A common, although not well-proven explanation for this phenomenon is that the olfactory system is located very close to the brain’s centers of emotion (the amygdala) and memory (the hippocampus).
The practice of aromatherapy utilizes essential oils to promote physical, emotional, and spiritual health and balance. Various substances are specifically identified with physiological responses (e.g., eucalyptus relieves congestion, lavender promotes relaxation). While there are few rigorous studies confirming these effects, any contemporary practice that goes back thousands of years likely contains some merit.
But not all odors are pleasant. In fact, the control of unwanted odors is a serious concern of modern society.
A relatively new player in this space is OdorNo, an Ohio-based manufacturer of biodegradable odor barrier plastic bags. The company’s inaugural products have been created to contain the odor of diapers, incontinence products, and pet waste. Last month, I spoke with Garett Fortune, the firm’s CEO.

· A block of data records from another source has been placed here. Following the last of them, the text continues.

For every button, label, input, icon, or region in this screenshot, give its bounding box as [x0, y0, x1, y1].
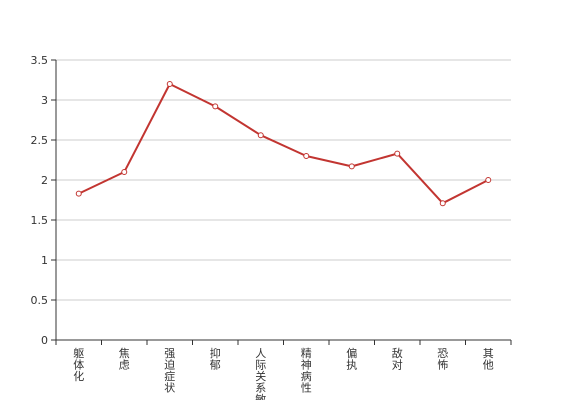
series	[75, 81, 492, 207]
data-point[interactable]	[348, 163, 355, 170]
axes	[51, 59, 512, 345]
x-tick-label: 躯体化	[73, 347, 84, 383]
data-point[interactable]	[303, 153, 310, 159]
y-tick-label: 2	[41, 174, 48, 187]
data-point[interactable]	[439, 200, 446, 207]
data-point[interactable]	[166, 81, 173, 87]
y-tick-label: 3.5	[31, 54, 49, 67]
x-tick-labels: 躯体化 焦虑 强迫症状 抑郁 人际关系敏感 精神病性 偏执 敌对 恐怖 其他	[73, 346, 494, 404]
data-point[interactable]	[485, 177, 492, 183]
data-point[interactable]	[394, 150, 401, 157]
data-point[interactable]	[121, 169, 128, 175]
data-point[interactable]	[75, 190, 82, 197]
series-line	[78, 83, 489, 205]
y-tick-labels: 0 0.5 1 1.5 2 2.5 3 3.5	[31, 54, 49, 347]
y-tick-label: 2.5	[31, 134, 49, 147]
x-tick-label: 其他	[483, 347, 494, 372]
x-tick-label: 抑郁	[210, 346, 221, 372]
y-tick-label: 0	[41, 334, 48, 347]
x-tick-label: 敌对	[392, 346, 403, 372]
y-tick-label: 1.5	[31, 214, 49, 227]
y-tick-label: 1	[41, 254, 48, 267]
gridlines	[56, 59, 511, 301]
y-tick-label: 3	[41, 94, 48, 107]
x-tick-label: 恐怖	[437, 347, 448, 372]
y-tick-label: 0.5	[31, 294, 49, 307]
x-tick-label: 焦虑	[119, 347, 130, 372]
x-tick-label: 精神病性	[301, 347, 312, 395]
x-tick-label: 人际关系敏感	[255, 347, 266, 400]
x-tick-label: 强迫症状	[164, 347, 175, 395]
x-tick-label: 偏执	[346, 346, 357, 372]
data-point[interactable]	[212, 103, 219, 110]
data-point[interactable]	[257, 132, 264, 139]
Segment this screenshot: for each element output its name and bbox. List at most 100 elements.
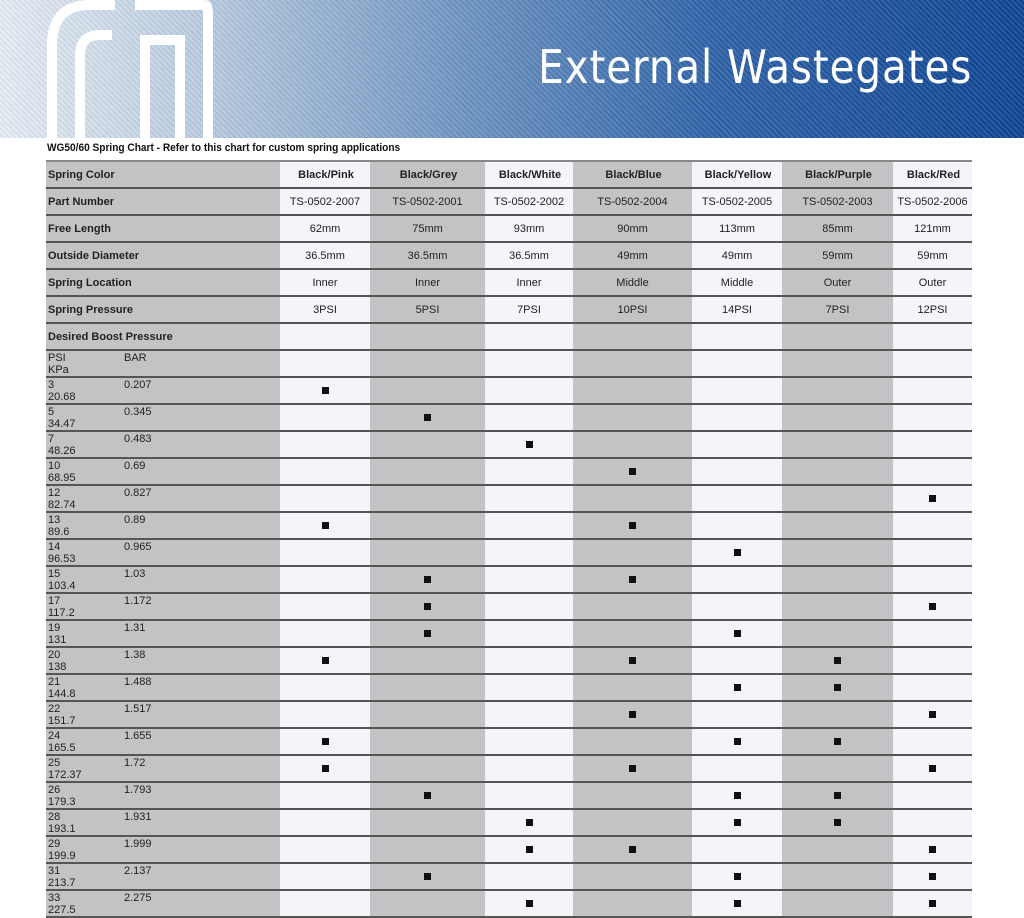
boost-row: 14 0.965 96.53 [46,539,972,567]
mark-cell [893,728,972,756]
empty-cell [782,350,893,378]
filled-square-icon [424,872,431,880]
spec-cell: 14PSI [692,296,782,324]
spec-cell: Middle [692,269,782,297]
boost-row: 19 1.31 131 [46,620,972,648]
bar-value: 1.793 [124,783,152,796]
spring-chart-table: Spring Color Black/Pink Black/Grey Black/Wh… [46,160,972,918]
spec-cell: 49mm [692,242,782,270]
boost-row: 24 1.655 165.5 [46,728,972,756]
filled-square-icon [929,845,936,853]
spec-cell: 10PSI [573,296,692,324]
mark-cell [893,620,972,648]
boost-row: 17 1.172 117.2 [46,593,972,621]
psi-value: 22 [48,702,61,715]
mark-cell [485,431,573,459]
mark-cell [485,404,573,432]
row-label: Spring Pressure [46,296,280,324]
mark-cell [485,458,573,486]
boost-row: 10 0.69 68.95 [46,458,972,486]
filled-square-icon [733,818,741,826]
empty-cell [893,350,972,378]
filled-square-icon [424,602,431,610]
mark-cell [280,485,370,513]
mark-cell [692,404,782,432]
mark-cell [370,647,485,675]
psi-value: 5 [48,405,55,418]
spec-cell: TS-0502-2002 [485,188,573,216]
mark-cell [573,485,692,513]
mark-cell [893,863,972,891]
filled-square-icon [733,737,741,745]
kpa-value: 103.4 [48,579,76,592]
filled-square-icon [525,440,533,448]
mark-cell [485,647,573,675]
boost-heading-row: Desired Boost Pressure [46,323,972,351]
mark-cell [280,782,370,810]
psi-value: 33 [48,891,61,904]
mark-cell [573,728,692,756]
filled-square-icon [929,899,936,907]
mark-cell [485,836,573,864]
filled-square-icon [929,872,936,880]
mark-cell [893,647,972,675]
spec-cell: Outer [893,269,972,297]
spec-row: Spring Location Inner Inner Inner Middle Midd… [46,269,972,297]
mark-cell [893,485,972,513]
psi-value: 28 [48,810,61,823]
boost-row: 26 1.793 179.3 [46,782,972,810]
spec-cell: 36.5mm [280,242,370,270]
page-title: External Wastegates [537,40,972,94]
mark-cell [692,647,782,675]
mark-cell [573,755,692,783]
filled-square-icon [321,737,329,745]
mark-cell [280,404,370,432]
spec-cell: TS-0502-2001 [370,188,485,216]
filled-square-icon [929,602,936,610]
mark-cell [280,755,370,783]
mark-cell [370,620,485,648]
psi-value: 10 [48,459,61,472]
mark-cell [692,701,782,729]
mark-cell [485,539,573,567]
filled-square-icon [629,467,636,475]
psi-value: 20 [48,648,61,661]
spec-cell: 113mm [692,215,782,243]
kpa-value: 34.47 [48,417,76,430]
mark-cell [782,674,893,702]
spec-cell: Black/Blue [573,160,692,189]
boost-heading: Desired Boost Pressure [46,323,280,351]
unit-cell: 28 1.931 193.1 [46,809,280,837]
bar-value: 1.172 [124,594,152,607]
mark-cell [370,674,485,702]
bar-value: 1.517 [124,702,152,715]
spec-cell: TS-0502-2003 [782,188,893,216]
filled-square-icon [629,764,636,772]
boost-row: 25 1.72 172.37 [46,755,972,783]
mark-cell [573,836,692,864]
mark-cell [782,485,893,513]
spec-row: Spring Color Black/Pink Black/Grey Black/Wh… [46,160,972,189]
spec-row: Free Length 62mm 75mm 93mm 90mm 113mm 85mm 121m… [46,215,972,243]
chart-subtitle: WG50/60 Spring Chart - Refer to this cha… [47,142,401,154]
filled-square-icon [424,575,431,583]
header-banner: External Wastegates [0,0,1024,140]
filled-square-icon [834,737,841,745]
mark-cell [692,674,782,702]
psi-value: 15 [48,567,61,580]
mark-cell [893,458,972,486]
filled-square-icon [424,629,431,637]
boost-row: 31 2.137 213.7 [46,863,972,891]
bar-value: 1.931 [124,810,152,823]
bar-value: 1.31 [124,621,146,634]
spec-cell: Black/Purple [782,160,893,189]
filled-square-icon [321,386,329,394]
spec-cell: TS-0502-2006 [893,188,972,216]
mark-cell [893,809,972,837]
spec-cell: 3PSI [280,296,370,324]
mark-cell [280,620,370,648]
filled-square-icon [834,818,841,826]
mark-cell [485,620,573,648]
mark-cell [280,674,370,702]
empty-cell [573,350,692,378]
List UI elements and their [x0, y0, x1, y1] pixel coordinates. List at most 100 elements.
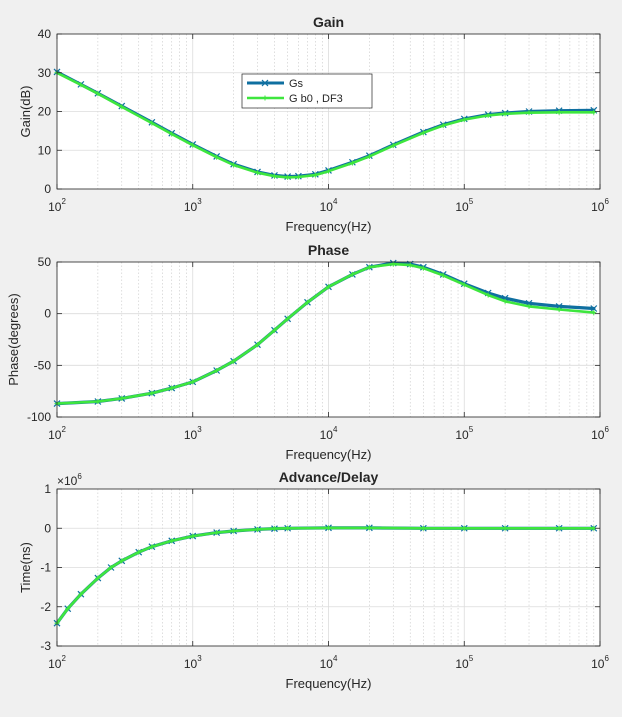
- y-tick-label: 0: [44, 182, 51, 196]
- data-point-1: [326, 168, 331, 174]
- legend-label-0: Gs: [289, 78, 304, 90]
- data-point-1: [190, 533, 196, 539]
- data-point-1: [190, 142, 196, 148]
- y-tick-label: -3: [40, 639, 51, 653]
- data-point-1: [526, 303, 532, 309]
- data-point-1: [502, 525, 508, 531]
- data-point-1: [136, 549, 142, 555]
- x-axis-label: Frequency(Hz): [286, 447, 372, 462]
- data-point-1: [214, 154, 220, 160]
- data-point-1: [349, 160, 355, 166]
- x-tick-label: 105: [455, 197, 473, 214]
- y-tick-label: -1: [40, 561, 51, 575]
- data-point-1: [255, 170, 261, 176]
- x-tick-label: 104: [320, 197, 338, 214]
- data-point-1: [349, 271, 355, 277]
- y-tick-label: 1: [44, 482, 51, 496]
- legend-label-1: G b0 , DF3: [289, 93, 343, 105]
- x-tick-label: 103: [184, 425, 202, 442]
- y-tick-label: 40: [38, 27, 52, 41]
- data-point-1: [271, 526, 277, 532]
- data-point-1: [285, 316, 291, 322]
- data-point-1: [65, 606, 71, 612]
- x-tick-label: 103: [184, 654, 202, 671]
- y-tick-label: -2: [40, 600, 51, 614]
- data-point-1: [95, 399, 101, 404]
- data-point-1: [149, 390, 155, 396]
- data-point-1: [420, 525, 426, 531]
- data-point-1: [440, 122, 446, 128]
- data-point-1: [149, 120, 155, 126]
- y-tick-label: 0: [44, 521, 51, 535]
- data-point-1: [526, 110, 532, 116]
- x-tick-label: 105: [455, 654, 473, 671]
- series-line-1: [55, 526, 596, 625]
- data-point-1: [502, 298, 508, 304]
- marker-stroke: [590, 305, 598, 312]
- x-tick-label: 103: [184, 197, 202, 214]
- data-point-1: [95, 91, 101, 97]
- y-tick-label: 10: [38, 143, 52, 157]
- data-point-1: [556, 525, 562, 531]
- data-point-1: [119, 104, 125, 110]
- data-point-1: [231, 162, 237, 168]
- data-point-1: [366, 525, 372, 531]
- data-point-1: [255, 526, 261, 532]
- data-point-1: [169, 538, 175, 544]
- data-point-1: [149, 544, 155, 550]
- data-point-1: [461, 525, 467, 531]
- data-point-1: [95, 575, 101, 581]
- data-point-1: [231, 528, 237, 534]
- y-tick-label: -100: [27, 410, 51, 424]
- x-tick-label: 102: [48, 197, 66, 214]
- data-point-1: [390, 261, 396, 267]
- data-point-1: [407, 262, 413, 268]
- x-axis-label: Frequency(Hz): [286, 676, 372, 691]
- x-tick-label: 102: [48, 425, 66, 442]
- x-tick-label: 105: [455, 425, 473, 442]
- data-point-1: [326, 525, 331, 531]
- data-point-1: [485, 292, 491, 298]
- data-point-1: [285, 174, 291, 180]
- data-point-1: [461, 282, 467, 288]
- x-tick-label: 102: [48, 654, 66, 671]
- y-tick-label: 0: [44, 307, 51, 321]
- data-point-1: [390, 143, 396, 149]
- data-point-1: [295, 174, 301, 180]
- data-point-1: [304, 299, 310, 305]
- data-point-1: [169, 385, 175, 391]
- data-point-1: [440, 272, 446, 278]
- data-point-0: [590, 305, 598, 312]
- x-tick-label: 104: [320, 654, 338, 671]
- x-tick-label: 104: [320, 425, 338, 442]
- data-point-1: [78, 82, 84, 88]
- data-point-1: [190, 379, 196, 385]
- data-point-1: [214, 530, 220, 536]
- legend-box: [241, 73, 373, 109]
- y-multiplier: ×106: [57, 472, 82, 488]
- data-point-1: [312, 172, 318, 178]
- chart-title: Advance/Delay: [279, 469, 379, 485]
- data-point-1: [420, 130, 426, 136]
- series-line-1: [55, 71, 596, 179]
- y-axis-label: Time(ns): [18, 542, 33, 593]
- data-point-1: [366, 264, 372, 270]
- data-point-1: [326, 284, 331, 290]
- data-point-1: [231, 358, 237, 364]
- chart-title: Phase: [308, 242, 349, 258]
- chart-title: Gain: [313, 14, 344, 30]
- data-point-1: [108, 565, 114, 570]
- data-point-1: [485, 112, 491, 118]
- data-point-1: [556, 109, 562, 115]
- y-axis-label: Phase(degrees): [6, 293, 21, 386]
- data-point-1: [591, 310, 597, 316]
- data-point-1: [255, 342, 261, 348]
- data-point-1: [119, 395, 125, 401]
- y-axis-label: Gain(dB): [18, 85, 33, 137]
- chart-2: -3 -2 -1 0 1 102 103 104 105 106 Advance/Delay Freq…: [18, 469, 609, 691]
- data-point-1: [169, 131, 175, 137]
- x-tick-label: 106: [591, 197, 609, 214]
- chart-1: -100 -50 0 50 102 103 104 105 106 Phase Frequency(…: [6, 242, 609, 462]
- data-point-1: [119, 558, 125, 564]
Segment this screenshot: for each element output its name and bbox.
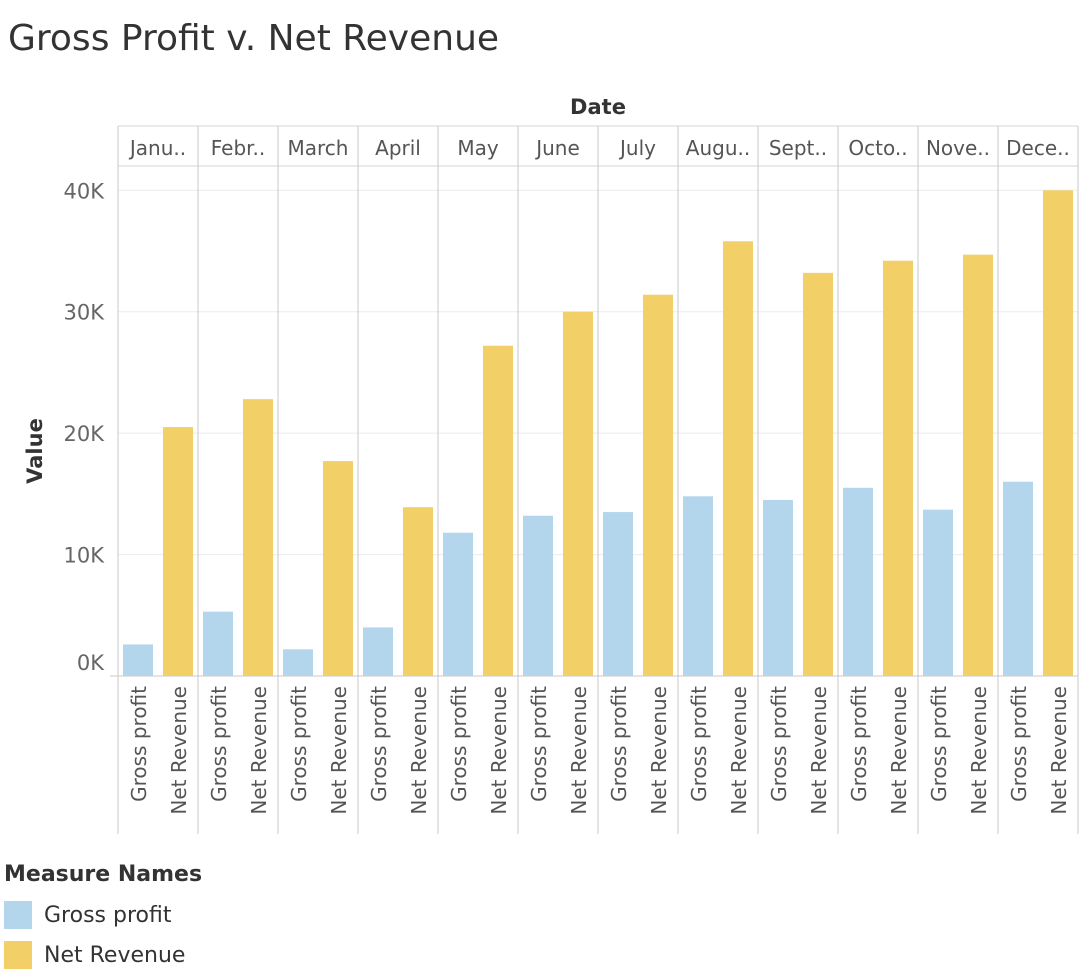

OdorNo’s motto is “Why smell it?” and its line of bags was developed in response to Garett’s extreme sensitivity to foul odors. He claims that the bags work so well that even dogs can’t smell material sealed inside them. While the bags provide a formidable barrier to odor, they are biodegradable, owing to a proprietary additive used in manufacturing. And yes, the bags are all manufactured in Ohio.
The products are currently available via the company’s website, with plans in place to roll out both medical and retail distribution.